Do AI-generated trading strategies work?

What agents are genuinely good at: searching a large rule space quickly, encoding hypotheses precisely, and iterating without fatigue. An agent can propose and test more strategy variants in an afternoon than a person can in a month. That is real leverage — and it cuts both ways.

The characteristic failure modes are evidential, not logical. Lookahead contamination: a feature quietly built from information that postdates the decision. Survivorship: evidence rows drawn only from markets that resolved cleanly. Cherry-picked windows. And the bluntest one: metrics asserted in the chat that no engine ever computed. We published a dissection of a 49-for-49, Sharpe-7.48 strategy whose flaw was none of the math and all of the dataset.
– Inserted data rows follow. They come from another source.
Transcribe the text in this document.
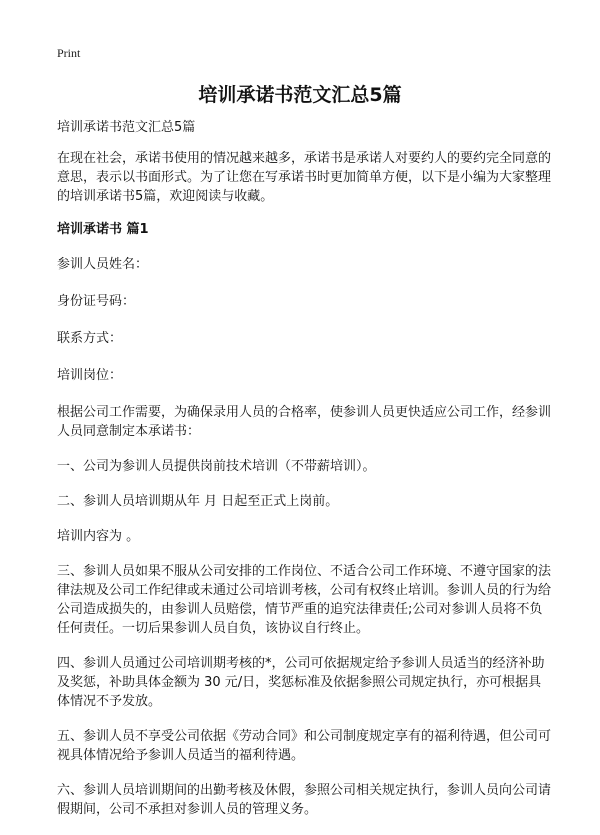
Print
培训承诺书范文汇总5篇

培训承诺书范文汇总5篇

在现在社会，承诺书使用的情况越来越多，承诺书是承诺人对要约人的要约完全同意的意思，表示以书面形式。为了让您在写承诺书时更加简单方便，以下是小编为大家整理的培训承诺书5篇，欢迎阅读与收藏。

培训承诺书 篇1

参训人员姓名：

身份证号码：

联系方式：

培训岗位：

根据公司工作需要，为确保录用人员的合格率，使参训人员更快适应公司工作，经参训人员同意制定本承诺书：

一、公司为参训人员提供岗前技术培训（不带薪培训）。

二、参训人员培训期从年 月 日起至正式上岗前。

培训内容为 。

三、参训人员如果不服从公司安排的工作岗位、不适合公司工作环境、不遵守国家的法律法规及公司工作纪律或未通过公司培训考核，公司有权终止培训。参训人员的行为给公司造成损失的，由参训人员赔偿，情节严重的追究法律责任;公司对参训人员将不负任何责任。一切后果参训人员自负，该协议自行终止。

四、参训人员通过公司培训期考核的*，公司可依据规定给予参训人员适当的经济补助及奖惩，补助具体金额为 30 元/日，奖惩标准及依据参照公司规定执行，亦可根据具体情况不予发放。

五、参训人员不享受公司依据《劳动合同》和公司制度规定享有的福利待遇，但公司可视具体情况给予参训人员适当的福利待遇。

六、参训人员培训期间的出勤考核及休假，参照公司相关规定执行，参训人员向公司请假期间，公司不承担对参训人员的管理义务。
The fix is structural, not behavioral. An agent cannot grade its own homework, so the engine re-derives every number from declared inputs and emits a verification boundary: what was verified (structural invariants, all statistics), what was accepted as agent-supplied evidence (feature values, price sources), and what was not modeled. Inflated claims do not survive contact with this; honest ones do.

The pipeline that separates working from plausible: a verified, reproducible backtest across many markets; a sensitivity pass to show the result is not one lucky parameter; then a forward paper run on data the strategy has never seen. AI-generated strategies earn trust exactly the way human ones do — with evidence.